The outbreak of African swine fever (ASF), detected on January 9 on two wild boars in Belgium, threatens France and its pig farms. Didier Guillaume, French Minister of Agriculture, had promised “maximum mobilisation to proceed very quickly depopulation of wild boars in this area . “
Promise held. To avoid the arrival of African swine fever (this disease, not transmissible to humans, cause very significant damage in pig farms) by the Belgian border, “the army will be mobilised,” said the minister who makes this Friday in the Belgian Ardennes, where 200 to 300 wild boars have been infected.
How can the army help?
“If the army is necessary, let us put the army” , was immediately congratulated on France Info Christiane Lambert, the president of the FNSEA. “I think that the army with sufficient means in number would give the opportunity to really eradicate. We are not going to spend a month looking for wild boars, “ she added.
At the Ministry of the Armed Forces, a “logistical contest” is confirmed . According to the spokesman of the Armed Forces Staff, Colonel Steiger, “the military units will act first and foremost in support of the health authorities, notably by transporting large traps. Military trucks can carry large volumes on rough terrain, which is needed for operations in the area. ”

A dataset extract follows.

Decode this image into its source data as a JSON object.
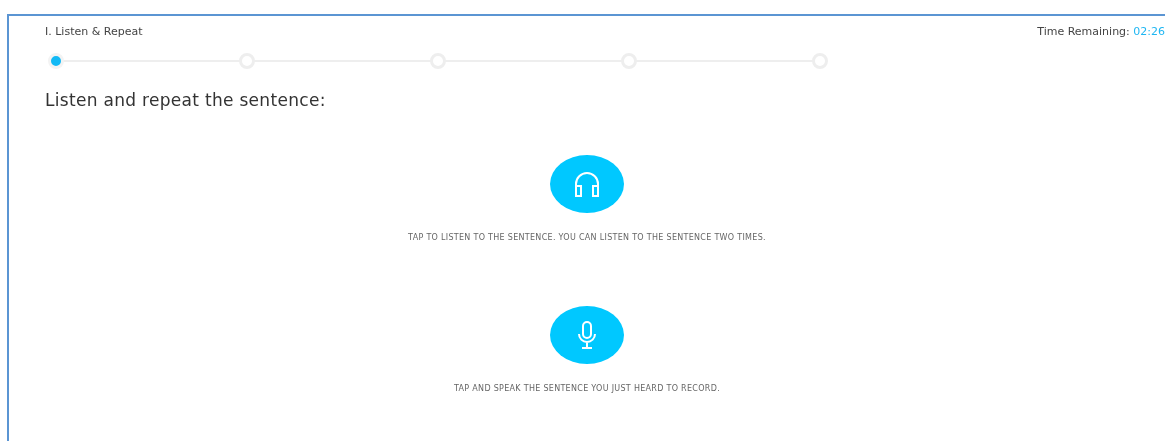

Units stationed near the Ardennes will also provide touts. These soldiers, in particular from the 1st regiment of voluntary military service of Montigny-lès-Metz (and not the 16th battalion of foot hunters of Bitche, as suggested by jokers) “could be engaged from next Thursday”.
The announcement of a military contribution to this “operation” has something to smile about, as evidenced by messages on Twitter.
— franceinfo (@franceinfo) 25 January 2019
A real threat on farms
The establishment of a white area, emptied of its wild boars, is intended to prevent a spread of the epidemic. The virus can have strong economic repercussions for pig farmers who will be forced, in case of contamination, to slaughter all their pigs.
To control the disease in countries that have detected one or more outbreaks on their territory, measures range from zoning, compartmentalisation and movement control to slaughter of animals with proper disposal of carcasses and other wastes, followed by thorough cleaning and disinfection of the facilities.
Due to the lack of vaccine or treatment for this viral disease, prevention is essential to limit its spread. Imports must be monitored to ensure the absence of infected pigs (domestic or wild) or products from infected areas.
Prevention also includes the proper disposal of food waste collected from aircraft, boats or vehicles from infected countries, as well as the control of the illegal importation of live pigs or products derived from them. same countries.